Le complexe de Shéhérazade

15 citations · Joann Sfar · sur Dicocitations ↗
Je crois beaucoup plus aux vertus du rire qu'à celles du militantisme.
La littérature n'a aucun sens si elle ne s'adresse pas à un lecteur universel. Pourquoi les livres qu'on écrit n'atteignent -ils qu'un nombre restreint de quartiers français ? Pourquoi les lecteurs qui se rendent aux salons du livre ont-ils toujours le même profil (plutôt âgé et plutôt blanc) ?
Je tiens pour inepte toute tentative de valorisation d'une culture d'origine. Il faut toujours postuler l'universalité du lecteur.
Les jeux de rôle constituent un excellent apprentissage pour le récit romanesque, parce qu'ils matérialisent la confusion entre l'auteur et le lecteur. On pourrait dire que toute relation entre l'auteur et le lecteur reproduit l'esprit du jeu de rôle. Le but est de faire croire au lecteur à sa participation dans le récit. Et l'idée de comparer l'écriture et la lecture à un jeu me parle beaucoup. Fait-on autre chose que jouer quand on lit et quand on écrit ?
Lire un livre, c'est être disposé à changer d'avis.
Le problème, ce ne sont pas les mythes, c'est la pauvreté des mythes dont on se nourrit.
Il n'y a rien de plus facile que de faire un livre intelligent pour les gens intelligents. En revanche, essayer de faire un texte intelligent qui s'adresse à tous, voilà le vrai défi !
L'enfance ne désigne pas un âge précis, mais une période formatrice de la vie. On peut décider qu'à 40 ou 50 ans un ouvrage déterminant va nous changer complètement. Lire un livre, c'est être disposé à changer d'avis. C'est pourquoi je soutiens que la catégorie de "littérature enfantine" n'a aucun sens. Il n'y a que des bons et des mauvais romans. Avec peut-être une différence : un enfant décroche de la lecture très facilement. Il faut donc lui proposer un roman qui ne lui donne aucune occasion de fermer son livre.
La seule fois de ma vie où je me suis fait beaucoup d'ennemis sur Twitter, c'est quand j'ai eu le malheur de dire après un match de football : « Je rêve qu'un jour un livre suscite autant d'enthousiasme. » Je me suis fait immédiatement traiter de petit-bourgeois. Ce qui m'agace, c'est le présupposé selon lequel ceux qui préfèrent le foot sont forcément pauvres. Mais pour le prix d'un T-shirt du PSG, on peut s'acheter 15 livres de poche !

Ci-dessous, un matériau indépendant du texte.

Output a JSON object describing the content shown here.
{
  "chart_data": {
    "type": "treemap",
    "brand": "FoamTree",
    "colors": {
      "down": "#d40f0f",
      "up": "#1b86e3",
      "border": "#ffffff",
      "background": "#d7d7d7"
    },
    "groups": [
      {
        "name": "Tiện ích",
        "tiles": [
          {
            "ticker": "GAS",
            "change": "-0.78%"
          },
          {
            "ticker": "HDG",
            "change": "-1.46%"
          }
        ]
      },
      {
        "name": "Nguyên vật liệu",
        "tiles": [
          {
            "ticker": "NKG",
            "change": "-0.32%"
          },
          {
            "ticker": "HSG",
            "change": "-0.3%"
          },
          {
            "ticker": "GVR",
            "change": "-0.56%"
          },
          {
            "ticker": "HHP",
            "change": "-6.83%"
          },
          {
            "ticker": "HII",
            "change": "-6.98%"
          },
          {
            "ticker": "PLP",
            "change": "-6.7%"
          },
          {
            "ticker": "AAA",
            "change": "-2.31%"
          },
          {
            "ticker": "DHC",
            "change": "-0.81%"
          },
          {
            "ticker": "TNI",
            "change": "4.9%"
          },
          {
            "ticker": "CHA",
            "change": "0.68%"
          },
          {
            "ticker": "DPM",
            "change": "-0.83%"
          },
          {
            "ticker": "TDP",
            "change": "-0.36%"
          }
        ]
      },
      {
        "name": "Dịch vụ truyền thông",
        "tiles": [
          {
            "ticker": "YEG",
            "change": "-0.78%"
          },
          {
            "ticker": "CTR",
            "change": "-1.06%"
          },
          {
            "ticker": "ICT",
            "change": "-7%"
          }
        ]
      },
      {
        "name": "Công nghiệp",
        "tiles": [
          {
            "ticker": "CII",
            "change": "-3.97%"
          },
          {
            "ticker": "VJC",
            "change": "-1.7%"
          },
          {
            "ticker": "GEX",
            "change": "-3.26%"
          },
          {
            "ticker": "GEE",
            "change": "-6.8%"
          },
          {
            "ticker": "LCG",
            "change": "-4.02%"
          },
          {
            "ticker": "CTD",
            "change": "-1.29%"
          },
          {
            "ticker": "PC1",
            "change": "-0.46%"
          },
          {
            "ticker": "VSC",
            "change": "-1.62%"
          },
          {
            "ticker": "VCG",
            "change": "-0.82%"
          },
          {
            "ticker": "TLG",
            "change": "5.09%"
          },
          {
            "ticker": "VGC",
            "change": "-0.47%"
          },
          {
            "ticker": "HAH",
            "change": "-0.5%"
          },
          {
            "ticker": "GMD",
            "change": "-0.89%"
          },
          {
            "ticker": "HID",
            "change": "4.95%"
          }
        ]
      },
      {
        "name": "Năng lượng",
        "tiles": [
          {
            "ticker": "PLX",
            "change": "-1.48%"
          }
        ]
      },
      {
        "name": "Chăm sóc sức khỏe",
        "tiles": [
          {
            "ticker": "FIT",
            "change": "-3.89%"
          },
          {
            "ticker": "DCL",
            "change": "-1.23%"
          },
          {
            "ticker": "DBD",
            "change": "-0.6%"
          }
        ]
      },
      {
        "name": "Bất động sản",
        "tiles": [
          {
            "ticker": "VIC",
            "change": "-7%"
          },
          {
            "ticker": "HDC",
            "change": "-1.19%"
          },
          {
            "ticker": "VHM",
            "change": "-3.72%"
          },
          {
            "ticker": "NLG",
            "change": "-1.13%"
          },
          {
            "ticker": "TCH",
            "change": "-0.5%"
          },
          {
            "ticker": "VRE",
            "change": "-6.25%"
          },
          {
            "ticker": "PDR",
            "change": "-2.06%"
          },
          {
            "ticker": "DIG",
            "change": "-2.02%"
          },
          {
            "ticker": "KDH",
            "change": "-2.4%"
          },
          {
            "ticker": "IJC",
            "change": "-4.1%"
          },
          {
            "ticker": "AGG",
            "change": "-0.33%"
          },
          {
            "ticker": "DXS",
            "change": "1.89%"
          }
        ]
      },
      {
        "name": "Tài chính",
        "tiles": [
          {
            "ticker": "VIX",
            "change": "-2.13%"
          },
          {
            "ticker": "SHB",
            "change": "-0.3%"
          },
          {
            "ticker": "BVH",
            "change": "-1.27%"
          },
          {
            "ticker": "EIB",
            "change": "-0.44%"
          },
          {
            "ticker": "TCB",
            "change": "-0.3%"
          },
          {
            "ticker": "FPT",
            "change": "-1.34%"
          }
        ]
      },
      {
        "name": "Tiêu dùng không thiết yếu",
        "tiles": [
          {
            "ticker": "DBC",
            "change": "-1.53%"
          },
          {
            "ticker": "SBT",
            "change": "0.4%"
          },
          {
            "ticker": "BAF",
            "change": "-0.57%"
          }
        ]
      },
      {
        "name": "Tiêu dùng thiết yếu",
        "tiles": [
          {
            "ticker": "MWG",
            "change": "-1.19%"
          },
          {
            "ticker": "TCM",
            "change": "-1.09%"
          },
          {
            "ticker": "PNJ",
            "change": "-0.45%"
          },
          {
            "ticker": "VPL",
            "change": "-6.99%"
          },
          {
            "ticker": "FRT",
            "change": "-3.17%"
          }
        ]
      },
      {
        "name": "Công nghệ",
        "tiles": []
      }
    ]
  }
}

Le dessin comme l'écriture sont tous deux une affaire d'équilibre. Il faut parvenir à marcher sur ces deux pieds que sont l'imagination et l'observation, en essayant de recréer cet équilibre très ancien entre le monde réel et le monde de la représentation.
Je crois profondément que tous les humains sont assez intelligents pour s'identifier au texte d'un autre.

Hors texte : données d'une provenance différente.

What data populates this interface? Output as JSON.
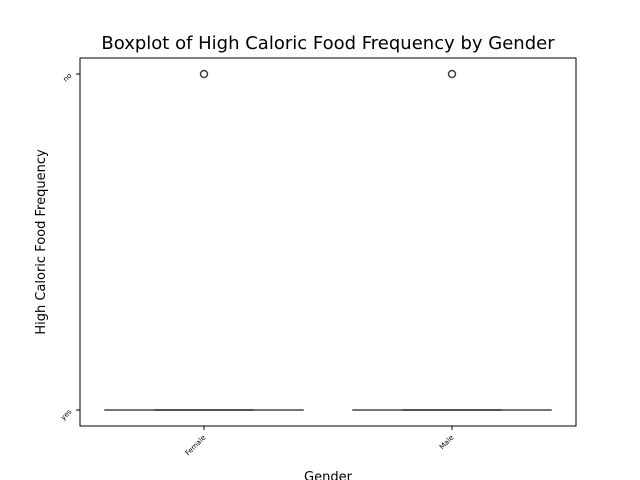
{
  "chart_data": {
    "type": "boxplot",
    "title": "Boxplot of High Caloric Food Frequency by Gender",
    "xlabel": "Gender",
    "ylabel": "High Caloric Food Frequency",
    "categories": [
      "Female",
      "Male"
    ],
    "y_categories": [
      "yes",
      "no"
    ],
    "grid": false,
    "boxes": [
      {
        "category": "Female",
        "min": "yes",
        "q1": "yes",
        "median": "yes",
        "q3": "yes",
        "max": "yes",
        "outliers": [
          "no"
        ]
      },
      {
        "category": "Male",
        "min": "yes",
        "q1": "yes",
        "median": "yes",
        "q3": "yes",
        "max": "yes",
        "outliers": [
          "no"
        ]
      }
    ],
    "colors": {
      "box": "#3d3d3d",
      "outlier": "#3d3d3d",
      "axis": "#000000"
    }
  }
}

Notre seule façon d'échapper au nihilisme, c'est de donner un sens au monde.
Je refuse d'être écrasé par la culpabilité de ne pouvoir trouver le temps de lire ou d'aller au bout des lectures que j'ai commencées. Je passe ma vie à acheter des œuvres que je ne lis pas, je tapisse mes murs de livres que je lirai un jour. C'est toujours ça de donné aux libraires.
Des récits qui donnent sens à ce que nous vivons, c'est exactement ce dont nous avons besoin.
Penser l'image sans le texte n'a pour moi aucun sens. Ça ne m'intéresse pas. Tout mon dessin est un dessin d'écriture.